The Dragonbone Chair by Tad Williams
My rating: 5 of 5 stars
This is a re-read.
Back during the 90s when I first got into Tad Williams for his SF, I thought it would have been great to read the fantasy that put him on the map. My first, second, and third impressions were all about how beautiful I found the language, how I loved the poetry -- in actual verse and structure -- and how it subverted my expectations.
What did I expect? Sword and sorcery, a longer kind of D&D novel. I wasn't really up on fantasy back then. I was an SF fan through and through. What did I actually get?
A sprawling, slow, immensely detailed fantasy world wholly grounded by a lowly scullion boy who isn't a child of destiny, getting caught up in a vast, long adventure. He doesn't become uber-powerful. He is gangly and weak but he takes up a task of knowledge, falling into a small group of scholars trying to unravel the mystery of three swords (perhaps cursed) and the coming of the Storm King.
The tale is so detailed, so grounded, and so realistic, even when we're immersed in this fantasy realm. This book in particular, with its sequels with their huge page counts, proved amazingly popular back in the late '80s and '90s. I think it's not too much of a stretch to say that they revolutionized the whole Fantasy genre toward a new kind of expectation.
Eight years later, GRRM's Game of Thrones, which closely resembles The Dragonbone Chair in grounded but lush detail, mimicked Tad William's success and because it was a bit more grim and unpredictable, it took off, cementing the new epic fantasy style in our minds.

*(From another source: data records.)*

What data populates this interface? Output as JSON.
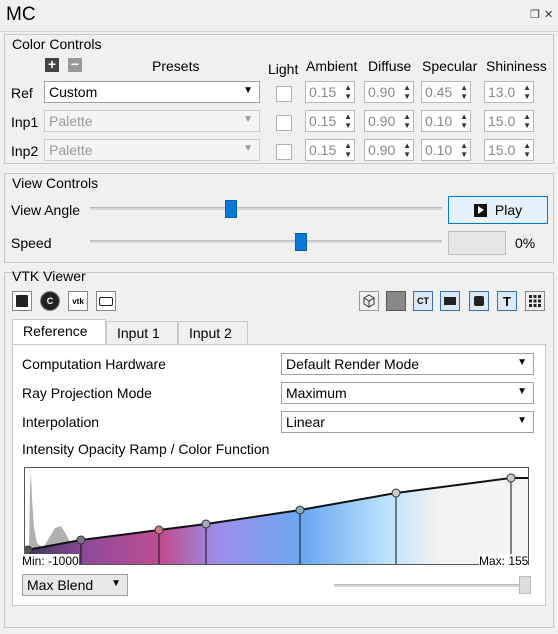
{
  "window": {
    "title": "MC",
    "float_icon": "float-icon",
    "close_icon": "close-icon"
  },
  "color_controls": {
    "group_label": "Color Controls",
    "add_icon": "plus-icon",
    "remove_icon": "minus-icon",
    "headers": {
      "presets": "Presets",
      "light": "Light",
      "ambient": "Ambient",
      "diffuse": "Diffuse",
      "specular": "Specular",
      "shininess": "Shininess"
    },
    "rows": [
      {
        "label": "Ref",
        "preset": "Custom",
        "ambient": "0.15",
        "diffuse": "0.90",
        "specular": "0.45",
        "shininess": "13.0"
      },
      {
        "label": "Inp1",
        "preset": "Palette",
        "ambient": "0.15",
        "diffuse": "0.90",
        "specular": "0.10",
        "shininess": "15.0"
      },
      {
        "label": "Inp2",
        "preset": "Palette",
        "ambient": "0.15",
        "diffuse": "0.90",
        "specular": "0.10",
        "shininess": "15.0"
      }
    ]
  },
  "view_controls": {
    "group_label": "View Controls",
    "view_angle_label": "View Angle",
    "view_angle_value": 0.4,
    "play_label": "Play",
    "speed_label": "Speed",
    "speed_value": 0.6,
    "progress_text": "0%"
  },
  "vtk_viewer": {
    "group_label": "VTK Viewer",
    "left_icons": [
      "save-icon",
      "camera-reset-icon",
      "vtk-icon",
      "screenshot-icon"
    ],
    "left_icon_texts": [
      "",
      "",
      "vtk",
      ""
    ],
    "right_icons": [
      "wireframe-cube-icon",
      "volume-icon",
      "ct-icon",
      "slab-icon",
      "mip-icon",
      "text-icon",
      "grid-icon"
    ],
    "right_icon_texts": [
      "",
      "",
      "CT",
      "",
      "",
      "T",
      ""
    ],
    "tabs": [
      "Reference",
      "Input 1",
      "Input 2"
    ],
    "active_tab": "Reference",
    "fields": [
      {
        "label": "Computation Hardware",
        "value": "Default Render Mode"
      },
      {
        "label": "Ray Projection Mode",
        "value": "Maximum"
      },
      {
        "label": "Interpolation",
        "value": "Linear"
      }
    ],
    "ramp_label": "Intensity Opacity Ramp / Color Function",
    "min_label": "Min: -1000",
    "max_label": "Max: 155",
    "blend_mode": "Max Blend",
    "blend_value": 1.0
  }
}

And yet, after all these years, it needs saying.
Tad Williams deserves a great deal of praise for ushering in this style with its amazingly high page counts, its unusual choice of main characters, and its lyrical prose.
Yes, there are others who also did such as this, but I have to say Tad Williams is one of the very best. You might say his popularity made it possible for all those other huge doorstoppers by other authors to hit the market.
I'm looking at you, WoT, GoT, Malazan.